Obwohl viele der von Althusser geprägten Fragestellungen und Begriffe (epistemologischer Einschnitt, theoretische Praxis, Überdeterminierung, ideologische Apparate) in die akademische Alltagssprache eingegangen sind und einige seiner Studenten weltberühmt wurden (Foucault, Bourdieu, Derrida), ist er selbst, ist sein Name einer eigentümlichen Verdrängung anheimgefallen: so als ob das Ende des „realen Sozialismus“, dem Althusser seit langem skeptisch und dann ablehnend gegenüberstand, oder das Verschwinden des Marxismus als Diskurs kurzschlüssig mit dem Mord an Helene Althusser zu verknüpfen wären. Dabei war es Althusser, der 1977 in Venedig für Aufsehen sorgte, als er auf einer internationalen Tagung über die Dissidenz in Osteuropa einen Vortrag hielt mit dem Titel: „Endlich ist die Krise des Marxismus ausgebrochen!“ Aber das wurde schnell vergessen. Rückblickend drängt sich deshalb der Eindruck auf, daß die jahrelange Tabuisierung seines Namens in den französischen Medien für viele Intellektuelle auch eine bequeme Möglichkeit bot, die eigene marxistische Vergangenheit gleich mit zu vergessen. Aber das Verdrängte kehrt bekanntlich stets zurück: Die ungewöhnliche Resonanz der Althusserschen „Autobiographie“, die schon nach einigen Stunden in den Pariser Buchläden vergriffen war, läßt sich wohl nur so erklären.

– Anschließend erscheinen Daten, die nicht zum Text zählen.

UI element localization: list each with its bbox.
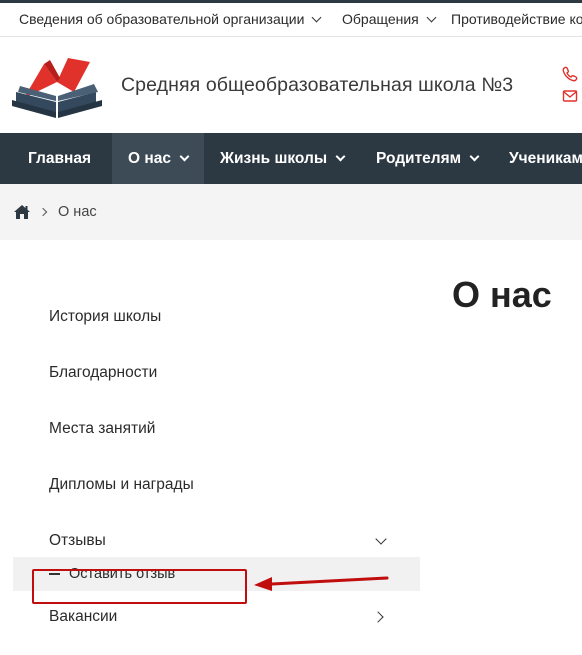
nav-item-label: Главная	[28, 149, 92, 167]
school-logo-icon[interactable]	[10, 52, 104, 122]
breadcrumb: О нас	[0, 184, 582, 240]
phone-icon[interactable]	[562, 66, 578, 82]
breadcrumb-current: О нас	[58, 204, 97, 220]
chevron-down-icon	[469, 151, 480, 162]
main-navigation: Главная О нас Жизнь школы Родителям Учен…	[0, 133, 582, 184]
topbar-item-org-info[interactable]: Сведения об образовательной организации	[19, 11, 322, 27]
chevron-down-icon[interactable]	[375, 533, 387, 545]
topbar-item-label: Сведения об образовательной организации	[19, 11, 305, 27]
home-icon[interactable]	[13, 204, 31, 220]
topbar-item-label: Противодействие ко	[451, 11, 582, 27]
side-menu-item-history[interactable]: История школы	[13, 289, 420, 345]
nav-item-label: Родителям	[376, 149, 462, 167]
chevron-down-icon	[311, 12, 322, 22]
chevron-right-icon[interactable]	[372, 611, 384, 623]
nav-item-home[interactable]: Главная	[12, 133, 107, 184]
chevron-down-icon	[335, 151, 346, 162]
top-utility-bar: Сведения об образовательной организации …	[0, 0, 582, 37]
nav-item-students[interactable]: Ученикам	[493, 133, 582, 184]
nav-item-label: Ученикам	[509, 149, 582, 167]
side-menu-item-label: Вакансии	[49, 608, 118, 625]
page-title: О нас	[452, 274, 552, 315]
side-menu-item-venues[interactable]: Места занятий	[13, 401, 420, 457]
nav-item-label: О нас	[128, 149, 171, 167]
side-menu-item-label: История школы	[49, 308, 162, 325]
breadcrumb-separator-icon	[38, 207, 48, 217]
side-menu-item-label: Места занятий	[49, 420, 156, 437]
nav-item-about[interactable]: О нас	[112, 133, 204, 184]
topbar-item-anticorruption[interactable]: Противодействие ко	[451, 11, 582, 27]
side-menu-item-thanks[interactable]: Благодарности	[13, 345, 420, 401]
site-header: Средняя общеобразовательная школа №3	[0, 37, 582, 133]
annotation-highlight-box	[32, 569, 247, 604]
nav-item-parents[interactable]: Родителям	[360, 133, 494, 184]
nav-item-label: Жизнь школы	[220, 149, 328, 167]
envelope-icon[interactable]	[562, 88, 578, 104]
chevron-down-icon	[179, 151, 190, 162]
nav-item-school-life[interactable]: Жизнь школы	[204, 133, 360, 184]
topbar-item-appeals[interactable]: Обращения	[342, 11, 437, 27]
side-menu-item-label: Дипломы и награды	[49, 476, 194, 493]
school-name[interactable]: Средняя общеобразовательная школа №3	[121, 74, 513, 97]
annotation-arrow-icon	[254, 576, 389, 591]
side-menu-item-awards[interactable]: Дипломы и награды	[13, 457, 420, 513]
topbar-item-label: Обращения	[342, 11, 419, 27]
side-menu-item-label: Отзывы	[49, 532, 106, 549]
chevron-down-icon	[426, 12, 437, 22]
side-menu-item-label: Благодарности	[49, 364, 158, 381]
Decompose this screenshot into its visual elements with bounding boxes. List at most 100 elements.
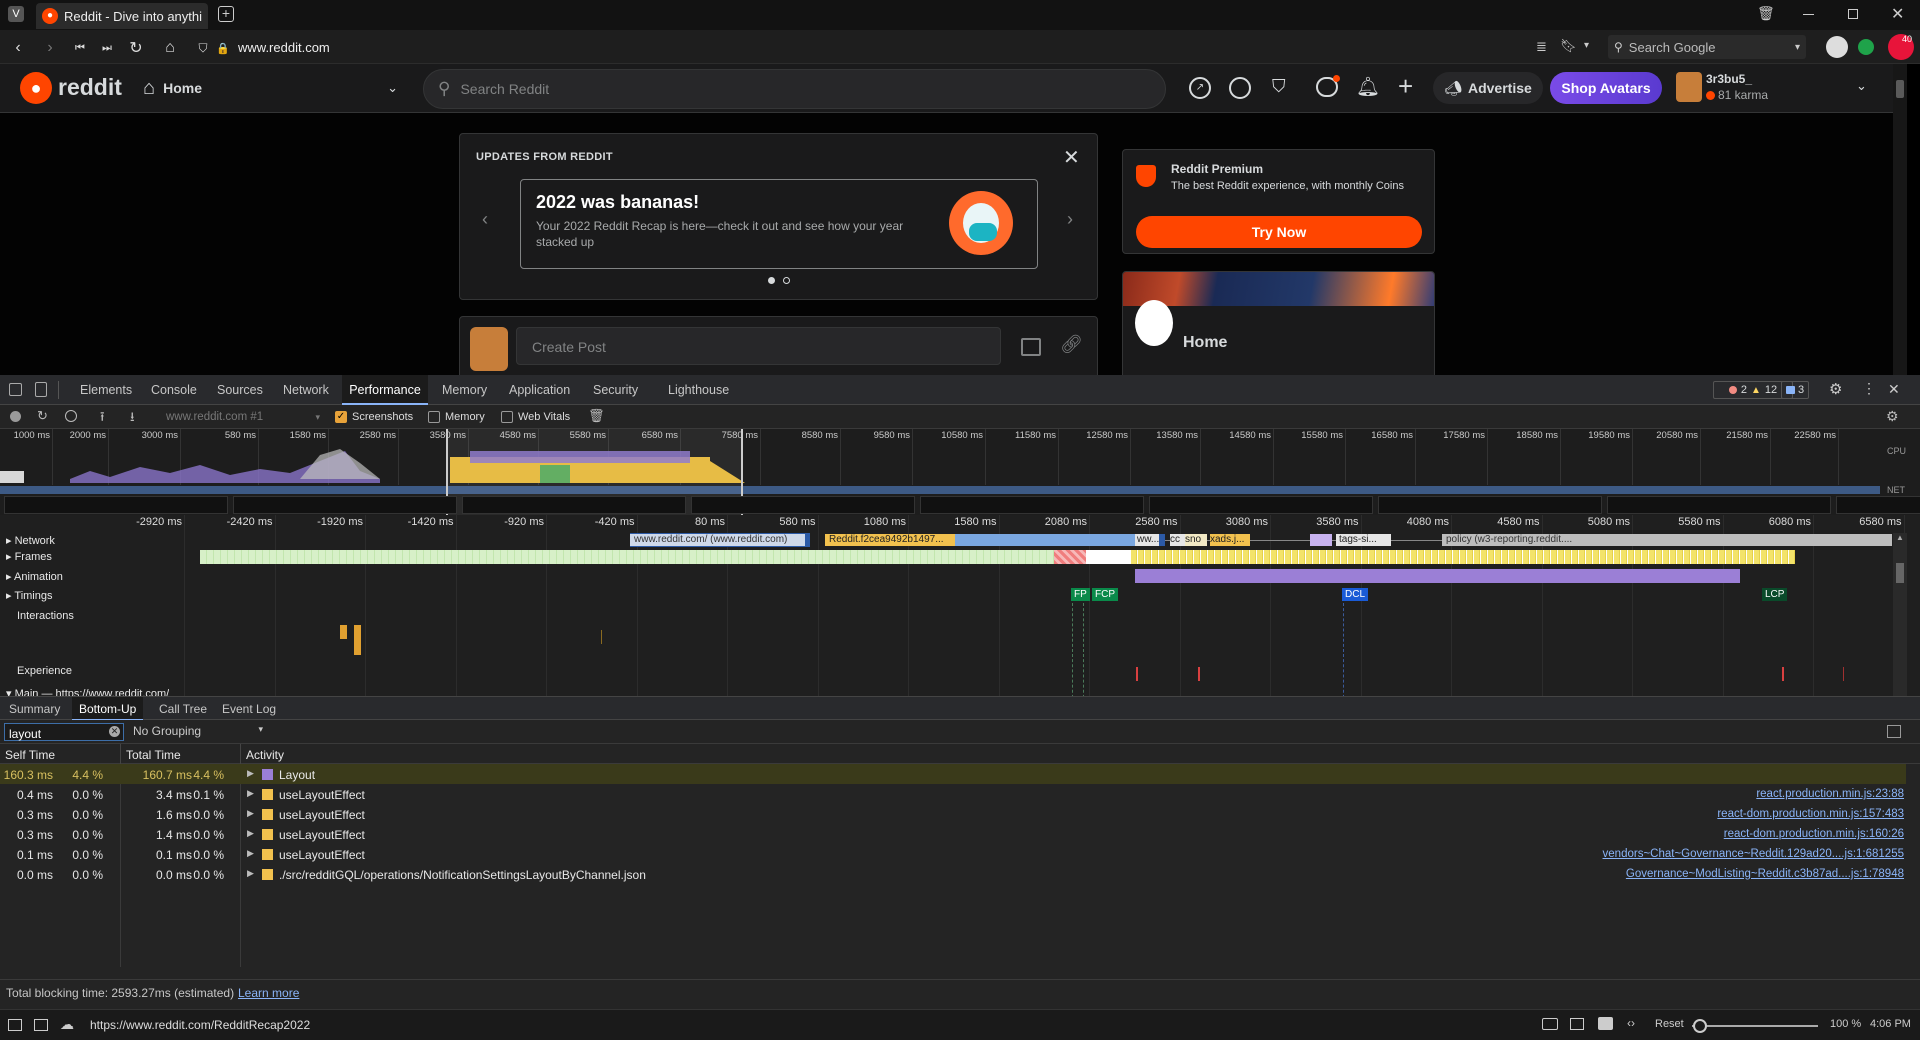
- net-request-policy[interactable]: policy (w3-reporting.reddit....: [1442, 534, 1892, 546]
- close-icon[interactable]: ✕: [1063, 145, 1080, 170]
- upload-icon[interactable]: ⭱: [100, 408, 105, 430]
- tab-bottom-up[interactable]: Bottom-Up: [72, 697, 144, 721]
- timeline-overview[interactable]: 1000 ms 2000 ms 3000 ms 580 ms 1580 ms 2580 m…: [0, 429, 1920, 515]
- forward-icon[interactable]: ›: [40, 38, 60, 58]
- download-icon[interactable]: ⭳: [130, 408, 135, 430]
- code-icon[interactable]: ‹›: [1627, 1016, 1635, 1030]
- filter-input[interactable]: layout ✕: [4, 723, 124, 741]
- home-feed-selector[interactable]: ⌂ Home ⌄: [143, 74, 398, 102]
- recap-banner[interactable]: 2022 was bananas! Your 2022 Reddit Recap…: [520, 179, 1038, 269]
- expand-icon[interactable]: ▶: [247, 808, 254, 819]
- timing-fp[interactable]: FP: [1071, 588, 1090, 601]
- table-row[interactable]: 160.3 ms 4.4 % 160.7 ms 4.4 % ▶ Layout: [0, 764, 1906, 784]
- source-link[interactable]: react.production.min.js:23:88: [1756, 788, 1904, 800]
- carousel-dot[interactable]: [783, 277, 790, 284]
- track-interactions[interactable]: Interactions: [17, 610, 74, 622]
- table-row[interactable]: 0.1 ms 0.0 % 0.1 ms 0.0 % ▶ useLayoutEffect ve…: [0, 844, 1906, 864]
- vivaldi-menu-icon[interactable]: V: [8, 6, 24, 22]
- table-row[interactable]: 0.0 ms 0.0 % 0.0 ms 0.0 % ▶ ./src/redditGQL/o…: [0, 864, 1906, 884]
- tab-security[interactable]: Security: [593, 375, 638, 405]
- screenshot-thumbnail[interactable]: [462, 496, 686, 514]
- layout-shift-mark[interactable]: [1843, 667, 1844, 681]
- track-network[interactable]: ▸ Network: [6, 534, 55, 547]
- capture-settings-icon[interactable]: ⚙: [1886, 408, 1899, 425]
- net-request-html[interactable]: www.reddit.com/ (www.reddit.com): [630, 534, 805, 546]
- reddit-logo-icon[interactable]: ●: [20, 72, 52, 104]
- image-upload-icon[interactable]: [1021, 338, 1041, 356]
- tab-summary[interactable]: Summary: [9, 702, 60, 716]
- learn-more-link[interactable]: Learn more: [238, 986, 299, 1000]
- profile-icon[interactable]: [1826, 36, 1848, 58]
- zoom-slider[interactable]: [1692, 1019, 1818, 1033]
- device-toggle-icon[interactable]: [35, 382, 47, 397]
- expand-icon[interactable]: ▶: [247, 868, 254, 879]
- carousel-next-icon[interactable]: ›: [1067, 209, 1073, 230]
- reddit-search-input[interactable]: ⚲ Search Reddit: [423, 69, 1166, 109]
- memory-checkbox[interactable]: [428, 411, 440, 423]
- tab-call-tree[interactable]: Call Tree: [159, 702, 207, 716]
- record-icon[interactable]: [10, 411, 21, 422]
- zoom-reset-button[interactable]: Reset: [1655, 1018, 1684, 1030]
- tab-elements[interactable]: Elements: [80, 375, 132, 405]
- net-request-js[interactable]: Reddit.f2cea9492b1497...: [825, 534, 955, 546]
- timing-fcp[interactable]: FCP: [1092, 588, 1118, 601]
- expand-icon[interactable]: ▶: [247, 788, 254, 799]
- link-icon[interactable]: 🔗︎: [1060, 334, 1083, 355]
- col-total-time[interactable]: Total Time: [126, 748, 181, 762]
- screenshot-thumbnail[interactable]: [4, 496, 228, 514]
- capture-icon[interactable]: [1542, 1018, 1558, 1030]
- reload-record-icon[interactable]: ↻: [37, 408, 48, 424]
- grouping-select[interactable]: No Grouping ▾: [133, 724, 263, 738]
- track-timings[interactable]: ▸ Timings: [6, 589, 53, 602]
- track-animation[interactable]: ▸ Animation: [6, 570, 63, 583]
- reload-icon[interactable]: ↻: [126, 38, 146, 58]
- tab-memory[interactable]: Memory: [442, 375, 487, 405]
- webvitals-checkbox[interactable]: [501, 411, 513, 423]
- create-post-input[interactable]: Create Post: [516, 327, 1001, 365]
- screenshot-thumbnail[interactable]: [233, 496, 457, 514]
- col-self-time[interactable]: Self Time: [5, 748, 55, 762]
- screenshots-checkbox[interactable]: ✓: [335, 411, 347, 423]
- garbage-collect-icon[interactable]: 🗑︎: [588, 408, 605, 424]
- flame-chart[interactable]: -2920 ms -2420 ms -1920 ms -1420 ms -920 ms -…: [0, 515, 1920, 705]
- mod-shield-icon[interactable]: ⛉: [1272, 76, 1286, 97]
- google-search-field[interactable]: ⚲ Search Google ▾: [1608, 35, 1806, 59]
- timing-dcl[interactable]: DCL: [1342, 588, 1369, 601]
- timing-lcp[interactable]: LCP: [1762, 588, 1788, 601]
- interaction-mark[interactable]: [601, 630, 602, 644]
- expand-icon[interactable]: ▶: [247, 828, 254, 839]
- source-link[interactable]: react-dom.production.min.js:157:483: [1717, 808, 1904, 820]
- shop-avatars-button[interactable]: Shop Avatars: [1550, 72, 1662, 104]
- url-field[interactable]: www.reddit.com: [238, 40, 330, 55]
- back-icon[interactable]: ‹: [8, 38, 28, 58]
- layout-shift-mark[interactable]: [1198, 667, 1200, 681]
- window-icon[interactable]: [1570, 1018, 1584, 1030]
- rewind-icon[interactable]: ⏮: [70, 38, 90, 58]
- table-row[interactable]: 0.4 ms 0.0 % 3.4 ms 0.1 % ▶ useLayoutEffect re…: [0, 784, 1906, 804]
- messages-counter[interactable]: 3: [1781, 381, 1809, 399]
- tab-network[interactable]: Network: [283, 375, 329, 405]
- clear-icon[interactable]: [65, 410, 77, 422]
- image-icon[interactable]: [1598, 1017, 1613, 1030]
- layout-shift-mark[interactable]: [1782, 667, 1784, 681]
- reader-icon[interactable]: ≣: [1536, 39, 1547, 55]
- expand-icon[interactable]: ▶: [247, 848, 254, 859]
- new-tab-icon[interactable]: +: [218, 6, 234, 22]
- expand-icon[interactable]: ▶: [247, 768, 254, 779]
- net-request-sno[interactable]: sno: [1185, 534, 1207, 546]
- carousel-dot-active[interactable]: [768, 277, 775, 284]
- gear-icon[interactable]: ⚙: [1829, 380, 1842, 398]
- cloud-icon[interactable]: ☁: [60, 1016, 74, 1033]
- tab-performance[interactable]: Performance: [342, 375, 428, 405]
- source-link[interactable]: react-dom.production.min.js:160:26: [1724, 828, 1904, 840]
- page-scrollbar[interactable]: [1893, 64, 1907, 375]
- screenshot-thumbnail[interactable]: [1378, 496, 1602, 514]
- shield-icon[interactable]: ⛉: [193, 38, 213, 58]
- source-link[interactable]: Governance~ModListing~Reddit.c3b87ad....…: [1626, 868, 1904, 880]
- home-icon[interactable]: ⌂: [160, 38, 180, 58]
- tab-console[interactable]: Console: [151, 375, 197, 405]
- screenshot-thumbnail[interactable]: [1149, 496, 1373, 514]
- clear-filter-icon[interactable]: ✕: [109, 726, 120, 737]
- recording-select[interactable]: www.reddit.com #1 ▾: [160, 408, 320, 426]
- screenshot-thumbnail[interactable]: [691, 496, 915, 514]
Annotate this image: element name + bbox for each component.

Das aus Althussers Nachlaß zusammengestellte Buch enthält zwei Texte: eine kurze Skizze von 1976, die für ein Zeitschriftenprojekt seines Schülers Régis Debray bestimmt war, und jenes große Manuskript von 1985, dem Althusser ursprünglich den Untertitel gab: „Kurze Geschichte eines Mörders“. Der erste Text, vier Jahre vor der Katastrophe geschrieben, ist voller Witz und Ironie; die Schrecken der Kindheit und das Grauen der Krankheit werden durch schalkhafte Irreführungen aufgehoben. Der Autor hat seinen Text später als canular bezeichnet, als Gag, in dem Dichtung und Wahrheit fröhlich durcheinandergehen.

Die zweite Autobiographie dagegen, nach der Katastrophe, ist ernst, ja pathetisch. Althussers schwarzer Humor tritt seltener auf, die Anstrengung des Lebens – aber nicht des Schreibens – ist zu spüren. Dabei benutzte er sein Manuskript von 1976 wie einen Steinbruch und übernahm manche Formulierung. Ohne diese Skizze hätte er „Die Zukunft ist offen“ wohl kaum innerhalb von zwei bis drei Wochen herunterschreiben können. Aber die Perspektive ist jetzt eine völlig andere: Während Althusser damals nur einige biographische Geheimnisse lüften wollte – er war bald sechzig Jahre alt –, will er später seine Lebenslügen beim Namen nennen. Mit dem Mut des Verzweifelten und vermutlich ahnend, daß es unmöglich ist ...

Althusser meinte, keine andere Wahl zu haben: Da sein Mord nie gerichtlich geahndet worden, also nie öffentlich zur Sprache gekommen war und folglich auch nicht durch eine Gefängnisstrafe gesühnt werden könne, hatte er nie die Möglichkeit, seine Tat zu „erklären“. Er war verurteilt ohne Urteil, er lebte wie ein lebendiger Toter in einer Außenwelt, in der ihn nur ab und zu einige Menschen besuchen kamen. Eine Rückkehr ins Leben, wie sie sonst fast allen Verbrechern, auch den schlimmsten, irgendwann zugestanden wird, blieb ihm verwehrt.